Most things that I saw in the stores were cheaper and more convenient to have delivered from an online source. Retail has become increasingly functional and less experiential and that may be more about me than the health of our retailers and the way others make purchases, but it’s clear to all that something is changing, not just on the high street, but in a world of greater social awareness and responsibility maybe we should expect an overall downward trend in consumption.
Re-invent the High Street
Industry experts and futurists have been speculating for some time on the future of the high street. Many of them agree on a few things, that in order for the high street to remain relevant, it needs to:
- rethink its role as a social and community destination
- attract greater numbers through reliable, cheaper transport links
- address the local needs for convenience
I guess that my question is, does the high street need to remain relevant for retail?
From a retail perspective there are far more opportunities for growth through digital channels. The recent trend for checkout-free stores is a mechanism to increase the speed and convenience of purchase from a physical location, but I am not convinced that it will survive beyond the novelty phase and may be dropped by the sophisticated consumer for high value goods, relatively quickly. Maybe it will persist for consumables and impulse purchases or become the standard high street retail option for local communities who need convenience and low value purchases on their doorstep.
Use of technology such as augmented reality and artificial intelligence may make the shopping experience a little more immersive and personalised, but as these technologies become mainstream and grow in use within other parts of our life, they will have greater relevance in enhancing the home shopping experience from the consumers own virtual reality technology than the on-location experience.
From a social aspect the high street can offer a centralised community destination and convenience for local communities to purchase necessities but with an increased demand for tailored, personalised experiences across many aspects of our life, I do wonder if a trend towards segmented, themed and personalised social experiences will render the increasingly homogenised high street even more irrelevant for tomorrows consumer.
Imaginative, not nostalgic
Re-thinking the high street’s role in our future may mean breaking away from the desire to re-capture its time as the heart of a community or the assumption that it must be retail focused. I accept that there will continue to be a need for necessities and convenience goods to support local needs but, in general, I suggest that retailers have had their time on the high street.
I believe that we should be more imaginative and less nostalgic. If we want to avoid a handful of mini-revivals then we must question whether the high street needs a revival at all. Perhaps there is more appropriate use for these spaces that support local community needs but does not primarily focus on providing retail variety, fashion outlets and services that are more convenient to provide online.
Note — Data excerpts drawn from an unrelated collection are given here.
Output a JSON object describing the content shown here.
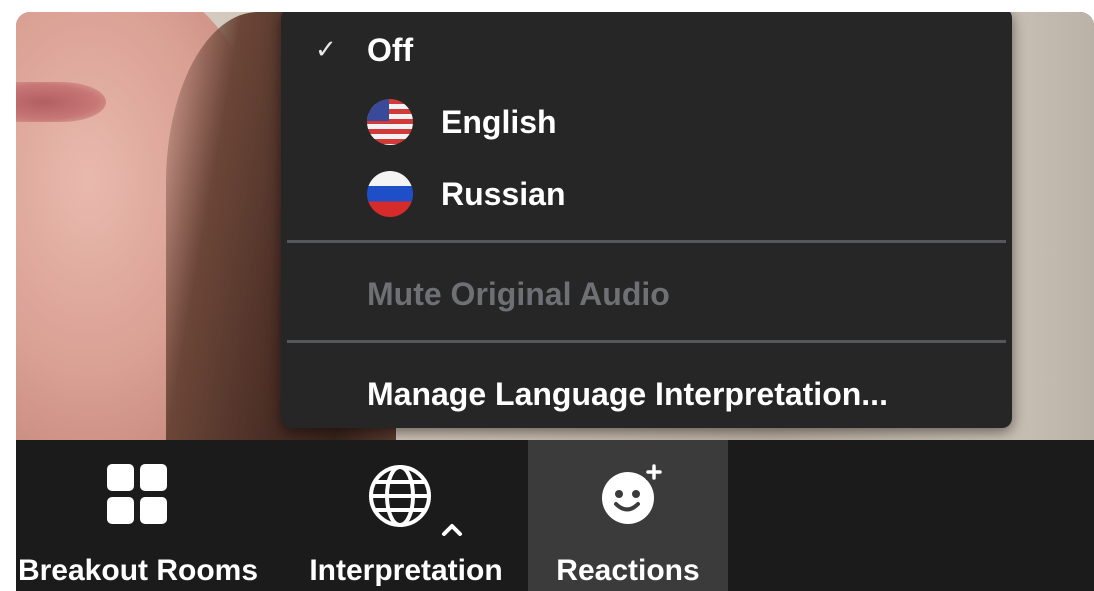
{
  "interpretation_menu": {
    "items": [
      {
        "label": "Off",
        "checked": true
      },
      {
        "label": "English",
        "flag": "us-flag-icon"
      },
      {
        "label": "Russian",
        "flag": "russia-flag-icon"
      }
    ],
    "mute_original_audio": "Mute Original Audio",
    "manage": "Manage Language Interpretation..."
  },
  "toolbar": {
    "breakout_rooms": "Breakout Rooms",
    "interpretation": "Interpretation",
    "reactions": "Reactions"
  },
  "icons": {
    "check": "✓",
    "breakout": "grid-icon",
    "interpretation": "globe-icon",
    "reactions": "smiley-plus-icon"
  },
  "colors": {
    "menu_bg": "#262627",
    "toolbar_bg": "#1b1b1c",
    "active_button_bg": "#3b3b3c",
    "disabled_text": "#6f7073"
  }
}
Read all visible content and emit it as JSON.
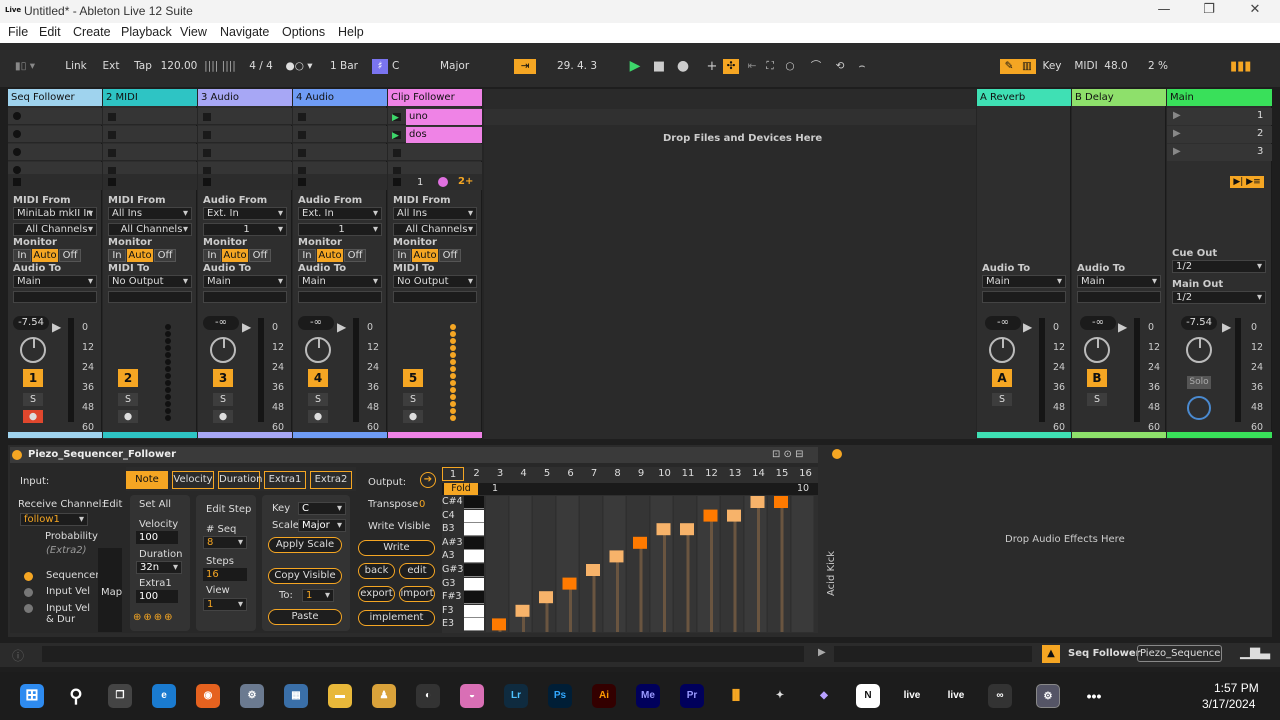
{
  "window": {
    "title": "Untitled* - Ableton Live 12 Suite",
    "logo_text": "Live"
  },
  "menu": [
    "File",
    "Edit",
    "Create",
    "Playback",
    "View",
    "Navigate",
    "Options",
    "Help"
  ],
  "transport": {
    "link": "Link",
    "ext": "Ext",
    "tap": "Tap",
    "tempo": "120.00",
    "signature": "4 / 4",
    "quantize": "1 Bar",
    "key": "C",
    "scale": "Major",
    "position": "29.  4.  3",
    "key_btn": "Key",
    "midi_btn": "MIDI",
    "midi_value": "48.0",
    "cpu": "2 %"
  },
  "tracks": [
    {
      "name": "Seq Follower",
      "color": "#9fd3ee",
      "from_label": "MIDI From",
      "from": "MiniLab mkII In",
      "channel": "All Channels",
      "to_label": "Audio To",
      "to": "Main",
      "vol": "-7.54",
      "num": "1"
    },
    {
      "name": "2 MIDI",
      "color": "#2ec4c4",
      "from_label": "MIDI From",
      "from": "All Ins",
      "channel": "All Channels",
      "to_label": "MIDI To",
      "to": "No Output",
      "vol": "",
      "num": "2"
    },
    {
      "name": "3 Audio",
      "color": "#a7a7f5",
      "from_label": "Audio From",
      "from": "Ext. In",
      "channel": "1",
      "to_label": "Audio To",
      "to": "Main",
      "vol": "-∞",
      "num": "3"
    },
    {
      "name": "4 Audio",
      "color": "#6f9cf5",
      "from_label": "Audio From",
      "from": "Ext. In",
      "channel": "1",
      "to_label": "Audio To",
      "to": "Main",
      "vol": "-∞",
      "num": "4"
    },
    {
      "name": "Clip Follower",
      "color": "#ef83e6",
      "from_label": "MIDI From",
      "from": "All Ins",
      "channel": "All Channels",
      "to_label": "MIDI To",
      "to": "No Output",
      "vol": "",
      "num": "5"
    }
  ],
  "monitor": {
    "label": "Monitor",
    "in": "In",
    "auto": "Auto",
    "off": "Off"
  },
  "clips": [
    "uno",
    "dos"
  ],
  "clip_follower_extra": {
    "count": "1",
    "badge": "2+"
  },
  "drop_files": "Drop Files and Devices Here",
  "returns": [
    {
      "name": "A Reverb",
      "color": "#3fe0b4",
      "letter": "A",
      "to_label": "Audio To",
      "to": "Main",
      "vol": "-∞"
    },
    {
      "name": "B Delay",
      "color": "#8ee06b",
      "letter": "B",
      "to_label": "Audio To",
      "to": "Main",
      "vol": "-∞"
    }
  ],
  "main": {
    "name": "Main",
    "color": "#39e05a",
    "cue_label": "Cue Out",
    "cue": "1/2",
    "out_label": "Main Out",
    "out": "1/2",
    "vol": "-7.54",
    "solo": "Solo",
    "scenes": [
      "1",
      "2",
      "3"
    ]
  },
  "scale_marks": [
    "0",
    "12",
    "24",
    "36",
    "48",
    "60"
  ],
  "solo_label": "S",
  "device": {
    "name": "Piezo_Sequencer_Follower",
    "input_label": "Input:",
    "receive_label": "Receive Channel:",
    "receive": "follow1",
    "edit": "Edit",
    "probability": "Probability",
    "extra2": "(Extra2)",
    "modes": [
      "Sequencer",
      "Input Vel",
      "Input Vel & Dur"
    ],
    "map": "Map",
    "tabs": [
      "Note",
      "Velocity",
      "Duration",
      "Extra1",
      "Extra2"
    ],
    "set_all": "Set All",
    "velocity_label": "Velocity",
    "velocity": "100",
    "duration_label": "Duration",
    "duration": "32n",
    "extra1_label": "Extra1",
    "extra1": "100",
    "edit_step": "Edit Step",
    "seq_label": "# Seq",
    "seq": "8",
    "steps_label": "Steps",
    "steps": "16",
    "view_label": "View",
    "view": "1",
    "key_label": "Key",
    "key": "C",
    "scale_label": "Scale",
    "scale": "Major",
    "apply_scale": "Apply Scale",
    "copy_visible": "Copy Visible",
    "to_label": "To:",
    "to": "1",
    "paste": "Paste",
    "output_label": "Output:",
    "transpose_label": "Transpose",
    "transpose": "0",
    "write_visible": "Write Visible",
    "write": "Write",
    "back": "back",
    "edit_btn": "edit",
    "export": "export",
    "import": "import",
    "implement": "implement",
    "steps_header": [
      "1",
      "2",
      "3",
      "4",
      "5",
      "6",
      "7",
      "8",
      "9",
      "10",
      "11",
      "12",
      "13",
      "14",
      "15",
      "16"
    ],
    "fold": "Fold",
    "bar_start": "1",
    "bar_end": "10",
    "notes": [
      "C#4",
      "C4",
      "B3",
      "A#3",
      "A3",
      "G#3",
      "G3",
      "F#3",
      "F3",
      "E3"
    ],
    "side_label": "Acid Kick"
  },
  "drop_audio": "Drop Audio Effects Here",
  "status": {
    "track": "Seq Follower",
    "device": "Piezo_Sequence"
  },
  "clock": {
    "time": "1:57 PM",
    "date": "3/17/2024"
  },
  "taskbar_labels": {
    "lr": "Lr",
    "ps": "Ps",
    "ai": "Ai",
    "me": "Me",
    "pr": "Pr",
    "live1": "live",
    "live2": "live"
  }
}
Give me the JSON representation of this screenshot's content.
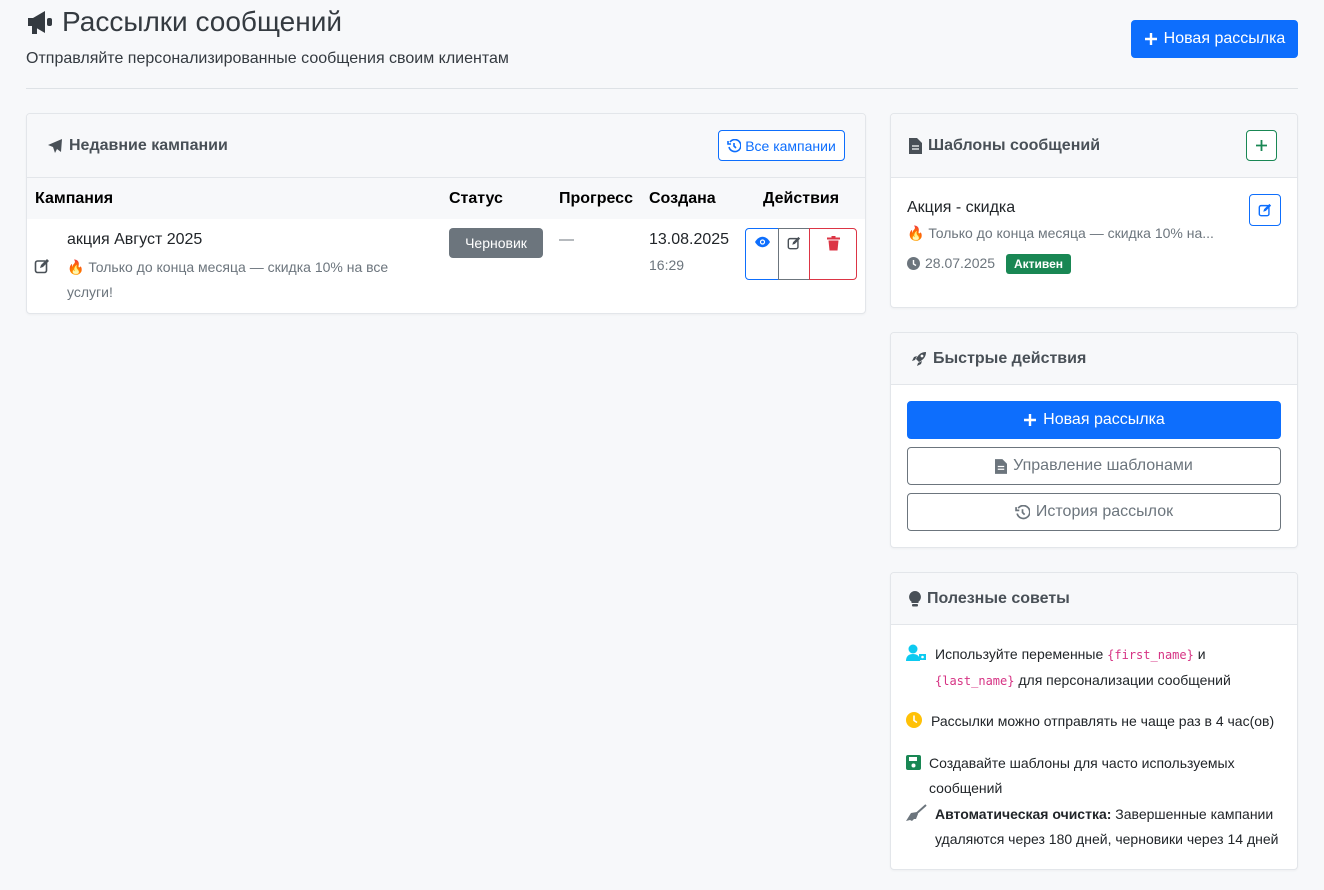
{
  "header": {
    "title": "Рассылки сообщений",
    "subtitle": "Отправляйте персонализированные сообщения своим клиентам",
    "new_button": "Новая рассылка"
  },
  "recent": {
    "title": "Недавние кампании",
    "all_button": "Все кампании",
    "columns": [
      "Кампания",
      "Статус",
      "Прогресс",
      "Создана",
      "Действия"
    ],
    "rows": [
      {
        "name": "акция Август 2025",
        "preview": "🔥 Только до конца месяца — скидка 10% на все услуги!",
        "status": "Черновик",
        "progress": "—",
        "date": "13.08.2025",
        "time": "16:29"
      }
    ]
  },
  "templates": {
    "title": "Шаблоны сообщений",
    "items": [
      {
        "name": "Акция - скидка",
        "preview": "🔥 Только до конца месяца — скидка 10% на...",
        "date": "28.07.2025",
        "status": "Активен"
      }
    ]
  },
  "quick": {
    "title": "Быстрые действия",
    "new": "Новая рассылка",
    "manage": "Управление шаблонами",
    "history": "История рассылок"
  },
  "tips": {
    "title": "Полезные советы",
    "t1_a": "Используйте переменные",
    "t1_var1": "{first_name}",
    "t1_and": "и",
    "t1_var2": "{last_name}",
    "t1_b": "для персонализации сообщений",
    "t2": "Рассылки можно отправлять не чаще раз в 4 час(ов)",
    "t3": "Создавайте шаблоны для часто используемых сообщений",
    "t4_bold": "Автоматическая очистка:",
    "t4": "Завершенные кампании удаляются через 180 дней, черновики через 14 дней"
  },
  "colors": {
    "primary": "#0d6efd",
    "success": "#198754",
    "danger": "#dc3545",
    "secondary": "#6c757d"
  }
}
Does a centralised retail destination on our high streets make sense, increasing transportation demands into what is a relatively confined area for an expanding population? Or, are we better served with a more de-centralised variety of ultra-local community and online delivery options? If so, then we need to consider how best to regenerate and reuse these centrally located spaces for higher value purposes (not necessarily commercial ventures) and allow retailers to embrace a different future outside of the high street.